Terkait pengertian gender ini, Mansour Fakih (2008) mengemukakan bahwa gender merupakan suatu sifat yang melekat pada kaum laki-laki dan perempuan yang dikonstruksikan secara sosial dan kultural. Adapun perubahan ciri dan sifat yang terjadi dari waktu ke waktu dan dari tempat ke tempat lainnya disebut konsep gender.
Sejarah perbedaan gender antara seorang laki-laki dan seorang perempuan terjadi melalui proses yang sangat panjang dan dibentuk oleh beberapa hal, seperti kondisi sosial budaya, kondisi keagamaan, dan kondisi kenegaraan. Dalam kehidupan sosial kultural masyarakat Indonesia, laki-laki cenderung dipandang lebih tinggi derajatnya dan lebih mudah memilik gerak sosial dibanding perempuan.
Kesadaran terhadap keadilan gender menjadi langkah awal untuk menjamin kesamaan martabat antara laki-laki dan perempuan Kaum perempuan harus menyadari bahwa ketidakadilan gender bukanlah kodrat, melainkan konstruksi sosial yang dibentuk oleh masyarakat.
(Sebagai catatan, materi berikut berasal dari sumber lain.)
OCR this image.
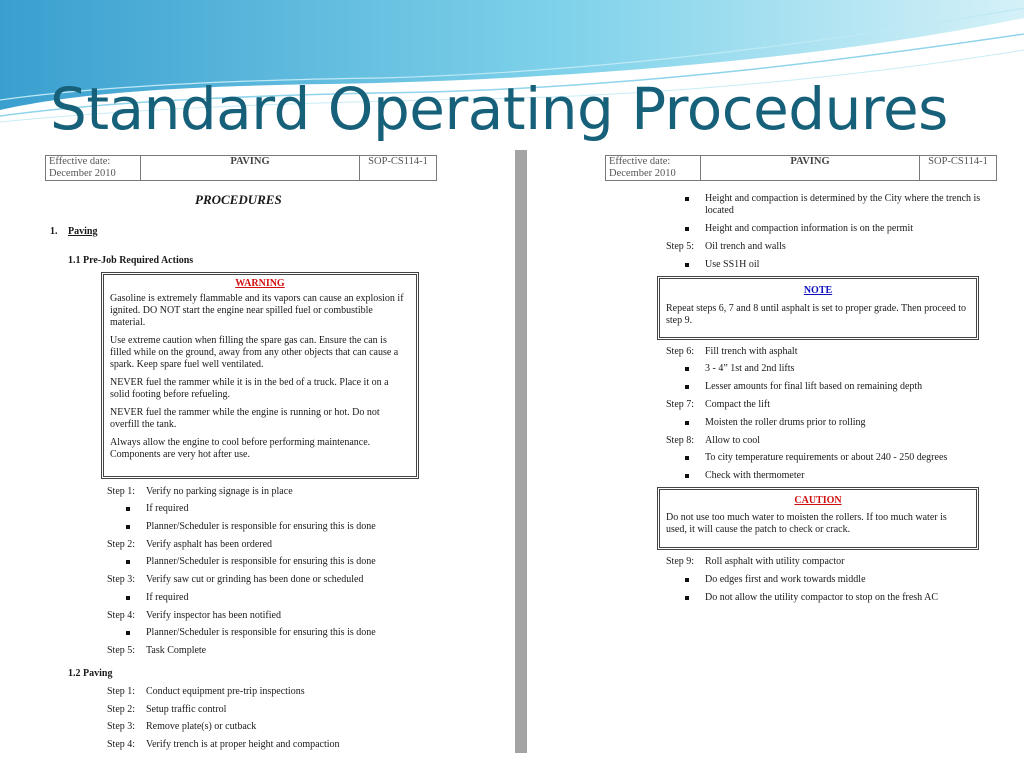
Standard Operating Procedures
Effective date:
December 2010
PAVING	SOP-CS114-1
PROCEDURES
1. Paving
1.1 Pre-Job Required Actions
WARNING

Gasoline is extremely flammable and its vapors can cause an explosion if ignited. DO NOT start the engine near spilled fuel or combustible material.

Use extreme caution when filling the spare gas can. Ensure the can is filled while on the ground, away from any other objects that can cause a spark. Keep spare fuel well ventilated.

NEVER fuel the rammer while it is in the bed of a truck. Place it on a solid footing before refueling.

NEVER fuel the rammer while the engine is running or hot. Do not overfill the tank.

Always allow the engine to cool before performing maintenance. Components are very hot after use.

Step 1:	Verify no parking signage is in place
If required
Planner/Scheduler is responsible for ensuring this is done
Step 2:	Verify asphalt has been ordered
Planner/Scheduler is responsible for ensuring this is done
Step 3:	Verify saw cut or grinding has been done or scheduled
If required
Step 4:	Verify inspector has been notified
Planner/Scheduler is responsible for ensuring this is done
Step 5:	Task Complete
1.2 Paving
Step 1:	Conduct equipment pre-trip inspections
Step 2:	Setup traffic control
Step 3:	Remove plate(s) or cutback
Step 4:	Verify trench is at proper height and compaction
Effective date:
December 2010
PAVING	SOP-CS114-1
Height and compaction is determined by the City where the trench is located
Height and compaction information is on the permit
Step 5:	Oil trench and walls
Use SS1H oil
NOTE

Repeat steps 6, 7 and 8 until asphalt is set to proper grade. Then proceed to step 9.

Step 6:	Fill trench with asphalt
3 - 4” 1st and 2nd lifts
Lesser amounts for final lift based on remaining depth
Step 7:	Compact the lift
Moisten the roller drums prior to rolling
Step 8:	Allow to cool
To city temperature requirements or about 240 - 250 degrees
Check with thermometer
CAUTION

Do not use too much water to moisten the rollers. If too much water is used, it will cause the patch to check or crack.

Step 9:	Roll asphalt with utility compactor
Do edges first and work towards middle
Do not allow the utility compactor to stop on the fresh AC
Ada kaitan yang erat antara perbedaan gender (gender differences) dan ketidakadilan gender (gender inequalities) dalam struktur ketidakadilan masyarakat secara luas. Perbedaan gender tidak menjadi masalah selama tidak melahirkan ketidakadilan gender (gender inequalities). Ketidakadilan gender termanifestasikan dalam berbagai bentuk ketidakadilan, seperti berikut.
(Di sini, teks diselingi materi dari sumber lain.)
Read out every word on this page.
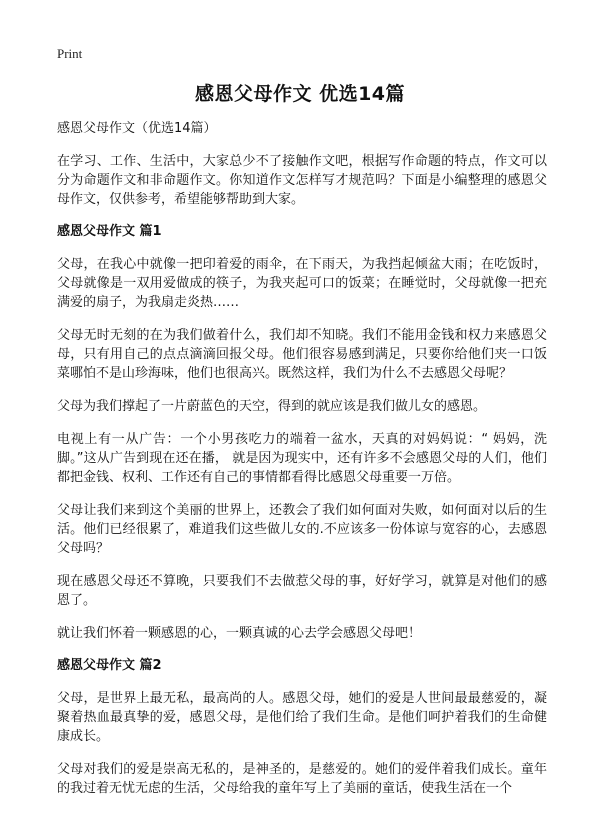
Print
感恩父母作文 优选14篇

感恩父母作文（优选14篇）

在学习、工作、生活中，大家总少不了接触作文吧，根据写作命题的特点，作文可以分为命题作文和非命题作文。你知道作文怎样写才规范吗？下面是小编整理的感恩父母作文，仅供参考，希望能够帮助到大家。

感恩父母作文 篇1

父母，在我心中就像一把印着爱的雨伞，在下雨天，为我挡起倾盆大雨；在吃饭时，父母就像是一双用爱做成的筷子，为我夹起可口的饭菜；在睡觉时，父母就像一把充满爱的扇子，为我扇走炎热……

父母无时无刻的在为我们做着什么，我们却不知晓。我们不能用金钱和权力来感恩父母，只有用自己的点点滴滴回报父母。他们很容易感到满足，只要你给他们夹一口饭菜哪怕不是山珍海味，他们也很高兴。既然这样，我们为什么不去感恩父母呢？

父母为我们撑起了一片蔚蓝色的天空，得到的就应该是我们做儿女的感恩。

电视上有一从广告：一个小男孩吃力的端着一盆水，天真的对妈妈说：“ 妈妈，洗脚。”这从广告到现在还在播， 就是因为现实中，还有许多不会感恩父母的人们，他们都把金钱、权利、工作还有自己的事情都看得比感恩父母重要一万倍。

父母让我们来到这个美丽的世界上，还教会了我们如何面对失败，如何面对以后的生活。他们已经很累了，难道我们这些做儿女的.不应该多一份体谅与宽容的心，去感恩父母吗？

现在感恩父母还不算晚，只要我们不去做惹父母的事，好好学习，就算是对他们的感恩了。

就让我们怀着一颗感恩的心，一颗真诚的心去学会感恩父母吧！

感恩父母作文 篇2

父母，是世界上最无私，最高尚的人。感恩父母，她们的爱是人世间最最慈爱的，凝聚着热血最真挚的爱，感恩父母，是他们给了我们生命。是他们呵护着我们的生命健康成长。

父母对我们的爱是崇高无私的，是神圣的，是慈爱的。她们的爱伴着我们成长。童年的我过着无忧无虑的生活，父母给我的童年写上了美丽的童话，使我生活在一个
1) Marjinalisasi, yaitu suatu proses peminggiran akibat perbedaan jenis kelamin yang mengakibatkan kemiskinan ekonomi. Marjinalisasi menggunakan asumsi gender tampak misalnya dalam anggapan bahwa perempuan berperan hanya sebagai pencari nafkah tambahan. Marginalisasi dapat bersumber dari pemahaman sosial budaya, misalnya suku tertentu memiliki tradisi untuk tidak memberikan hak waris kepada perempuan.selain itu, ada anggapan bahwa perempuan tidak perlu bersekolah karena tugasnya adalah di dapur. Hal ini secara tidak langsung merupakan proses pemiskinan dengan alasan gender.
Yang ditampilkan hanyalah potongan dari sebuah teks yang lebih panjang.